Durante audiência conjunta das comissões de Finanças e Tributação e de Agricultura da Câmara dos Deputados, nesta terça-feira (17), o ministro da Fazenda, Dario Durigan, demonstrou preocupação com o impacto fiscal de propostas que tramitam no Legislativo e defendeu restrições para sua aprovação.

Há uma semana, o Ministério da Fazenda divulgou levantamento segundo o qual nove projetos em análise no Congresso podem gerar custo adicional de R$ 111 bilhões por ano aos cofres públicos caso sejam aprovados sem alterações.

Apesar do alerta, Durigan afirmou ser favorável ao aumento do limite de faturamento do Microempreendedor Individual (MEI) e à ampliação do número de empregados que podem ser contratados nessa modalidade, sem detalhar o impacto fiscal das medidas.
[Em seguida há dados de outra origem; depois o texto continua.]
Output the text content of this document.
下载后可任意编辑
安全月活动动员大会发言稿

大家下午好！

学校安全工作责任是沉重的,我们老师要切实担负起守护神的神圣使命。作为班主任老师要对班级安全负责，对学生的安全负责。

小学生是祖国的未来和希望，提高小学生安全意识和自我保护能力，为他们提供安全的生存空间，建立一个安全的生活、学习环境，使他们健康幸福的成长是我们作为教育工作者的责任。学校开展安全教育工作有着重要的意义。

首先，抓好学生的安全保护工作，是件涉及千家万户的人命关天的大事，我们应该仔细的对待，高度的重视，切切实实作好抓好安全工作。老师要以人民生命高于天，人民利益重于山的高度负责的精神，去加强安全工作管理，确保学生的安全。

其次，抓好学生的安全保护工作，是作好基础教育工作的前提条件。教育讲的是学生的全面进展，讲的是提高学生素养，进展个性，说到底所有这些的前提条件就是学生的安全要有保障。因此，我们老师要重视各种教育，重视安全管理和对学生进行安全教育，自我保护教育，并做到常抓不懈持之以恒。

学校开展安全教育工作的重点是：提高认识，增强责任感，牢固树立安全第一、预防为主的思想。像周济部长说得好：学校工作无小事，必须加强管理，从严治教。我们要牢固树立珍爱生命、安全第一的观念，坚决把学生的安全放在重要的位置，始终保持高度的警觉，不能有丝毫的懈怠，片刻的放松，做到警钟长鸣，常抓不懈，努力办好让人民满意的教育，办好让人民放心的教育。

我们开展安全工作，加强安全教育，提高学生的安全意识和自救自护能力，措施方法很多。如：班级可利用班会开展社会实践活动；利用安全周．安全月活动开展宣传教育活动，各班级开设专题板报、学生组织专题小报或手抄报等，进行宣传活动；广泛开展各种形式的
O ministério também manifestou preocupação com mudanças no Simples Nacional.

Segundo estimativas da pasta, a ampliação dos limites de enquadramento prevista no Projeto de Lei Complementar 108/2021 poderia reduzir a arrecadação de R$ 50 bilhões por ano. Outro ponto de divergência envolve o Projeto de Lei 5.122/2023, que trata da renegociação de dívidas rurais. Enquanto o governo estima impacto de R$ 140 bilhões ao longo de 13 anos, parlamentares ligados ao setor agropecuário contestam os números.

O deputado Alceu Moreira (MDB-RS) afirmou que o custo efetivo da proposta seria próximo de R$ 60 bilhões e destacou que o texto beneficia apenas produtores com dívidas inferiores a R$ 10 milhões. Já o deputado Kim Kataguiri (União-SP) acusou a base governista de incoerência ao apoiar projetos que ampliam despesas.

“Do ponto de vista fiscal, eu ajudo mais o governo do que a base do governo. Estou mais alinhado com as entrevistas de Vossa Excelência do que a base do PT e a base do governo, que foi a favor de todas as pautas-bomba”, declarou.

Durante a audiência, Durigan também afirmou que a inflação segue sendo uma preocupação do governo, mas disse esperar que o índice acumulado deste ano fique entre os menores dos últimos períodos. Ao comentar a proposta de autonomia do Banco Central, o ministro defendeu o fortalecimento das agências reguladoras e afirmou que problemas envolvendo o Master evidenciaram falhas na supervisão da autoridade.